As a student of the history of medicine, I once encountered The Edwin Surgical Papyrus, likely written in Egypt around 1600 BC. Was its author a doctor who tended those who were hurt building the pyramids? Case reports address crush injuries, fractures and dislocations in descending anatomical order starting at the head, and moving sequentially through neck, trunk, and limbs. After the exam comes the diagnosis and prognosis, where the physician judges the chances of survival and makes one of three diagnoses: “An ailment which I will treat,” “an ailment with which I will contend,” or “an ailment not to be treated.”
Even in modern medicine, those fundamental principles of disease and trauma categorization are not vastly different. What spans history with little apparent change is the provider’s role as compassionate caregiver and patient advocate, as well as their skill in stabilizing injury or the prescription of relief of pain and anxiety.
The practice of medicine is subject to much more complexity than in years’ past. Computerization and globalization, thankfully, have resulted in patients being infinitely better-informed consumers of healthcare. The types of questions they bring to their health team differ greatly from those brought by their parents years ago. With AI set to pervade so many aspects of our society, it’s worth bearing in mind the words of Eric Topol, who suggests that “the greatest opportunity offered by AI is not reducing errors or workloads, or even curing cancer: it is the opportunity to restore the precious and time honored connection and trust – the human touch between patients and doctors.”

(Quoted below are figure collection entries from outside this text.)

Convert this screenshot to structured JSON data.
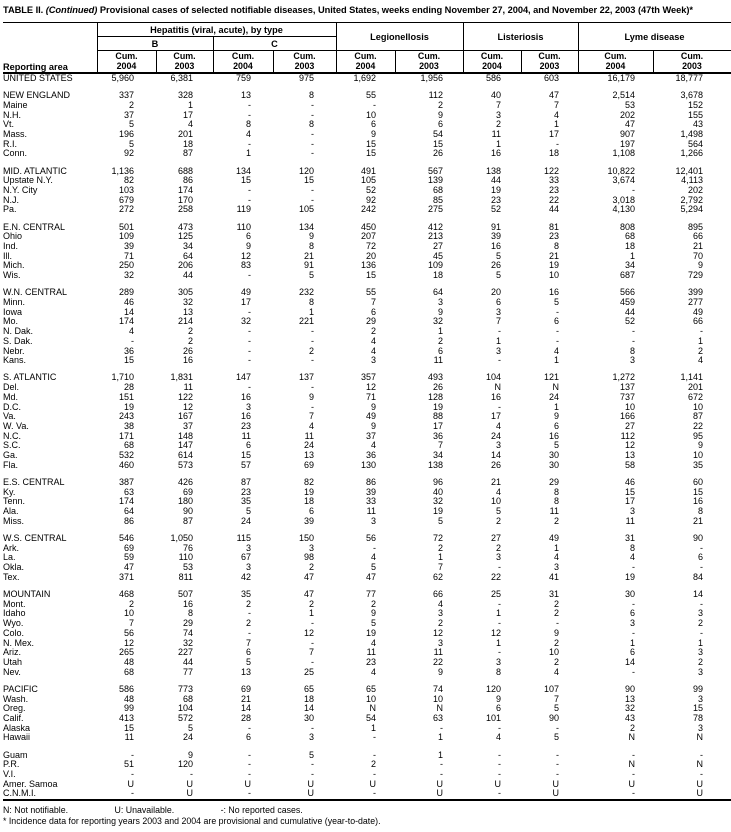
{
  "title": {
    "label": "TABLE II.",
    "continued": " (Continued)",
    "rest": " Provisional cases of selected notifiable diseases, United States, weeks ending November 27, 2004, and November 22, 2003 (47th Week)*"
  },
  "header": {
    "reporting_area": "Reporting area",
    "hepatitis_group": "Hepatitis (viral, acute), by type",
    "hepatitis_subgroups": [
      "B",
      "C"
    ],
    "disease_groups": [
      "Legionellosis",
      "Listeriosis",
      "Lyme disease"
    ],
    "column_label": "Cum.",
    "years": [
      "2004",
      "2003"
    ]
  },
  "sections": [
    {
      "rows": [
        [
          "UNITED STATES",
          "5,960",
          "6,381",
          "759",
          "975",
          "1,692",
          "1,956",
          "586",
          "603",
          "16,179",
          "18,777"
        ]
      ]
    },
    {
      "rows": [
        [
          "NEW ENGLAND",
          "337",
          "328",
          "13",
          "8",
          "55",
          "112",
          "40",
          "47",
          "2,514",
          "3,678"
        ],
        [
          "Maine",
          "2",
          "1",
          "-",
          "-",
          "-",
          "2",
          "7",
          "7",
          "53",
          "152"
        ],
        [
          "N.H.",
          "37",
          "17",
          "-",
          "-",
          "10",
          "9",
          "3",
          "4",
          "202",
          "155"
        ],
        [
          "Vt.",
          "5",
          "4",
          "8",
          "8",
          "6",
          "6",
          "2",
          "1",
          "47",
          "43"
        ],
        [
          "Mass.",
          "196",
          "201",
          "4",
          "-",
          "9",
          "54",
          "11",
          "17",
          "907",
          "1,498"
        ],
        [
          "R.I.",
          "5",
          "18",
          "-",
          "-",
          "15",
          "15",
          "1",
          "-",
          "197",
          "564"
        ],
        [
          "Conn.",
          "92",
          "87",
          "1",
          "-",
          "15",
          "26",
          "16",
          "18",
          "1,108",
          "1,266"
        ]
      ]
    },
    {
      "rows": [
        [
          "MID. ATLANTIC",
          "1,136",
          "688",
          "134",
          "120",
          "491",
          "567",
          "138",
          "122",
          "10,822",
          "12,401"
        ],
        [
          "Upstate N.Y.",
          "82",
          "86",
          "15",
          "15",
          "105",
          "139",
          "44",
          "33",
          "3,674",
          "4,113"
        ],
        [
          "N.Y. City",
          "103",
          "174",
          "-",
          "-",
          "52",
          "68",
          "19",
          "23",
          "-",
          "202"
        ],
        [
          "N.J.",
          "679",
          "170",
          "-",
          "-",
          "92",
          "85",
          "23",
          "22",
          "3,018",
          "2,792"
        ],
        [
          "Pa.",
          "272",
          "258",
          "119",
          "105",
          "242",
          "275",
          "52",
          "44",
          "4,130",
          "5,294"
        ]
      ]
    },
    {
      "rows": [
        [
          "E.N. CENTRAL",
          "501",
          "473",
          "110",
          "134",
          "450",
          "412",
          "91",
          "81",
          "808",
          "895"
        ],
        [
          "Ohio",
          "109",
          "125",
          "6",
          "9",
          "207",
          "213",
          "39",
          "23",
          "68",
          "66"
        ],
        [
          "Ind.",
          "39",
          "34",
          "9",
          "8",
          "72",
          "27",
          "16",
          "8",
          "18",
          "21"
        ],
        [
          "Ill.",
          "71",
          "64",
          "12",
          "21",
          "20",
          "45",
          "5",
          "21",
          "1",
          "70"
        ],
        [
          "Mich.",
          "250",
          "206",
          "83",
          "91",
          "136",
          "109",
          "26",
          "19",
          "34",
          "9"
        ],
        [
          "Wis.",
          "32",
          "44",
          "-",
          "5",
          "15",
          "18",
          "5",
          "10",
          "687",
          "729"
        ]
      ]
    },
    {
      "rows": [
        [
          "W.N. CENTRAL",
          "289",
          "305",
          "49",
          "232",
          "55",
          "64",
          "20",
          "16",
          "566",
          "399"
        ],
        [
          "Minn.",
          "46",
          "32",
          "17",
          "8",
          "7",
          "3",
          "6",
          "5",
          "459",
          "277"
        ],
        [
          "Iowa",
          "14",
          "13",
          "-",
          "1",
          "6",
          "9",
          "3",
          "-",
          "44",
          "49"
        ],
        [
          "Mo.",
          "174",
          "214",
          "32",
          "221",
          "29",
          "32",
          "7",
          "6",
          "52",
          "66"
        ],
        [
          "N. Dak.",
          "4",
          "2",
          "-",
          "-",
          "2",
          "1",
          "-",
          "-",
          "-",
          "-"
        ],
        [
          "S. Dak.",
          "-",
          "2",
          "-",
          "-",
          "4",
          "2",
          "1",
          "-",
          "-",
          "1"
        ],
        [
          "Nebr.",
          "36",
          "26",
          "-",
          "2",
          "4",
          "6",
          "3",
          "4",
          "8",
          "2"
        ],
        [
          "Kans.",
          "15",
          "16",
          "-",
          "-",
          "3",
          "11",
          "-",
          "1",
          "3",
          "4"
        ]
      ]
    },
    {
      "rows": [
        [
          "S. ATLANTIC",
          "1,710",
          "1,831",
          "147",
          "137",
          "357",
          "493",
          "104",
          "121",
          "1,272",
          "1,141"
        ],
        [
          "Del.",
          "28",
          "11",
          "-",
          "-",
          "12",
          "26",
          "N",
          "N",
          "137",
          "201"
        ],
        [
          "Md.",
          "151",
          "122",
          "16",
          "9",
          "71",
          "128",
          "16",
          "24",
          "737",
          "672"
        ],
        [
          "D.C.",
          "19",
          "12",
          "3",
          "-",
          "9",
          "19",
          "-",
          "1",
          "10",
          "10"
        ],
        [
          "Va.",
          "243",
          "167",
          "16",
          "7",
          "49",
          "88",
          "17",
          "9",
          "166",
          "87"
        ],
        [
          "W. Va.",
          "38",
          "37",
          "23",
          "4",
          "9",
          "17",
          "4",
          "6",
          "27",
          "22"
        ],
        [
          "N.C.",
          "171",
          "148",
          "11",
          "11",
          "37",
          "36",
          "24",
          "16",
          "112",
          "95"
        ],
        [
          "S.C.",
          "68",
          "147",
          "6",
          "24",
          "4",
          "7",
          "3",
          "5",
          "12",
          "9"
        ],
        [
          "Ga.",
          "532",
          "614",
          "15",
          "13",
          "36",
          "34",
          "14",
          "30",
          "13",
          "10"
        ],
        [
          "Fla.",
          "460",
          "573",
          "57",
          "69",
          "130",
          "138",
          "26",
          "30",
          "58",
          "35"
        ]
      ]
    },
    {
      "rows": [
        [
          "E.S. CENTRAL",
          "387",
          "426",
          "87",
          "82",
          "86",
          "96",
          "21",
          "29",
          "46",
          "60"
        ],
        [
          "Ky.",
          "63",
          "69",
          "23",
          "19",
          "39",
          "40",
          "4",
          "8",
          "15",
          "15"
        ],
        [
          "Tenn.",
          "174",
          "180",
          "35",
          "18",
          "33",
          "32",
          "10",
          "8",
          "17",
          "16"
        ],
        [
          "Ala.",
          "64",
          "90",
          "5",
          "6",
          "11",
          "19",
          "5",
          "11",
          "3",
          "8"
        ],
        [
          "Miss.",
          "86",
          "87",
          "24",
          "39",
          "3",
          "5",
          "2",
          "2",
          "11",
          "21"
        ]
      ]
    },
    {
      "rows": [
        [
          "W.S. CENTRAL",
          "546",
          "1,050",
          "115",
          "150",
          "56",
          "72",
          "27",
          "49",
          "31",
          "90"
        ],
        [
          "Ark.",
          "69",
          "76",
          "3",
          "3",
          "-",
          "2",
          "2",
          "1",
          "8",
          "-"
        ],
        [
          "La.",
          "59",
          "110",
          "67",
          "98",
          "4",
          "1",
          "3",
          "4",
          "4",
          "6"
        ],
        [
          "Okla.",
          "47",
          "53",
          "3",
          "2",
          "5",
          "7",
          "-",
          "3",
          "-",
          "-"
        ],
        [
          "Tex.",
          "371",
          "811",
          "42",
          "47",
          "47",
          "62",
          "22",
          "41",
          "19",
          "84"
        ]
      ]
    },
    {
      "rows": [
        [
          "MOUNTAIN",
          "468",
          "507",
          "35",
          "47",
          "77",
          "66",
          "25",
          "31",
          "30",
          "14"
        ],
        [
          "Mont.",
          "2",
          "16",
          "2",
          "2",
          "2",
          "4",
          "-",
          "2",
          "-",
          "-"
        ],
        [
          "Idaho",
          "10",
          "8",
          "-",
          "1",
          "9",
          "3",
          "1",
          "2",
          "6",
          "3"
        ],
        [
          "Wyo.",
          "7",
          "29",
          "2",
          "-",
          "5",
          "2",
          "-",
          "-",
          "3",
          "2"
        ],
        [
          "Colo.",
          "56",
          "74",
          "-",
          "12",
          "19",
          "12",
          "12",
          "9",
          "-",
          "-"
        ],
        [
          "N. Mex.",
          "12",
          "32",
          "7",
          "-",
          "4",
          "3",
          "1",
          "2",
          "1",
          "1"
        ],
        [
          "Ariz.",
          "265",
          "227",
          "6",
          "7",
          "11",
          "11",
          "-",
          "10",
          "6",
          "3"
        ],
        [
          "Utah",
          "48",
          "44",
          "5",
          "-",
          "23",
          "22",
          "3",
          "2",
          "14",
          "2"
        ],
        [
          "Nev.",
          "68",
          "77",
          "13",
          "25",
          "4",
          "9",
          "8",
          "4",
          "-",
          "3"
        ]
      ]
    },
    {
      "rows": [
        [
          "PACIFIC",
          "586",
          "773",
          "69",
          "65",
          "65",
          "74",
          "120",
          "107",
          "90",
          "99"
        ],
        [
          "Wash.",
          "48",
          "68",
          "21",
          "18",
          "10",
          "10",
          "9",
          "7",
          "13",
          "3"
        ],
        [
          "Oreg.",
          "99",
          "104",
          "14",
          "14",
          "N",
          "N",
          "6",
          "5",
          "32",
          "15"
        ],
        [
          "Calif.",
          "413",
          "572",
          "28",
          "30",
          "54",
          "63",
          "101",
          "90",
          "43",
          "78"
        ],
        [
          "Alaska",
          "15",
          "5",
          "-",
          "-",
          "1",
          "-",
          "-",
          "-",
          "2",
          "3"
        ],
        [
          "Hawaii",
          "11",
          "24",
          "6",
          "3",
          "-",
          "1",
          "4",
          "5",
          "N",
          "N"
        ]
      ]
    },
    {
      "rows": [
        [
          "Guam",
          "-",
          "9",
          "-",
          "5",
          "-",
          "1",
          "-",
          "-",
          "-",
          "-"
        ],
        [
          "P.R.",
          "51",
          "120",
          "-",
          "-",
          "2",
          "-",
          "-",
          "-",
          "N",
          "N"
        ],
        [
          "V.I.",
          "-",
          "-",
          "-",
          "-",
          "-",
          "-",
          "-",
          "-",
          "-",
          "-"
        ],
        [
          "Amer. Samoa",
          "U",
          "U",
          "U",
          "U",
          "U",
          "U",
          "U",
          "U",
          "U",
          "U"
        ],
        [
          "C.N.M.I.",
          "-",
          "U",
          "-",
          "U",
          "-",
          "U",
          "-",
          "U",
          "-",
          "U"
        ]
      ]
    }
  ],
  "footnotes": {
    "not_notifiable": "N: Not notifiable.",
    "unavailable": "U: Unavailable.",
    "no_reported": "-: No reported cases.",
    "incidence": "* Incidence data for reporting years 2003 and 2004 are provisional and cumulative (year-to-date)."
  }
}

So that need for time and trust in all interpersonal encounters is timeless and enduring. As remote working has become more of a new norm, the one-on-one interactions that so many of us need—indeed crave—have become fewer in our businesses and companies. Online shopping and Amazon boxes have replaced so many of our traditional daily interactions, favoring efficiency and time saving at all costs.
Despite these obvious changes, our margin, paradoxically, seems to have become more eroded. We have more electronics and gadgets, but less time. We hop on calls, only to jump off early to hop on the next. We struggle with chronic lateness which escalates the temporal pressure. We feel constantly more overloaded and strapped for time.
The house of medicine is looking intently at caring for the caregivers in a desperate attempt to stem the tide of exodus from healthcare professions. Restoring trust, promoting teamwork with a collective sense of mission, and, as the AMA stateds, “getting rid of stupid stuff” hold promise. Despite so many high-functioning teams being aware of these principles, application into the daily lives of those who care daily still seems lacking.
Healthcare worker burnout harms all of us according to Surgeon General Vivek Murthy. In his report last year, Dr. Murthy states that the burnout crisis will make it harder for patients to get care when they need it, cause costs to rise and worsen health disparities. He goes on to supply a full resource of suggestions for action that different groups can implement.
We encourage taking ample time for self-reflection and colleague support, now more than ever prior. People are more important than computers. The need for the human touch, evident in the provider-patient relationship, is also paramount in our interactions amongst ourselves. My closing thoughts are simply the words of George Eliot—“What do we live for if not to make life less difficult for each other?”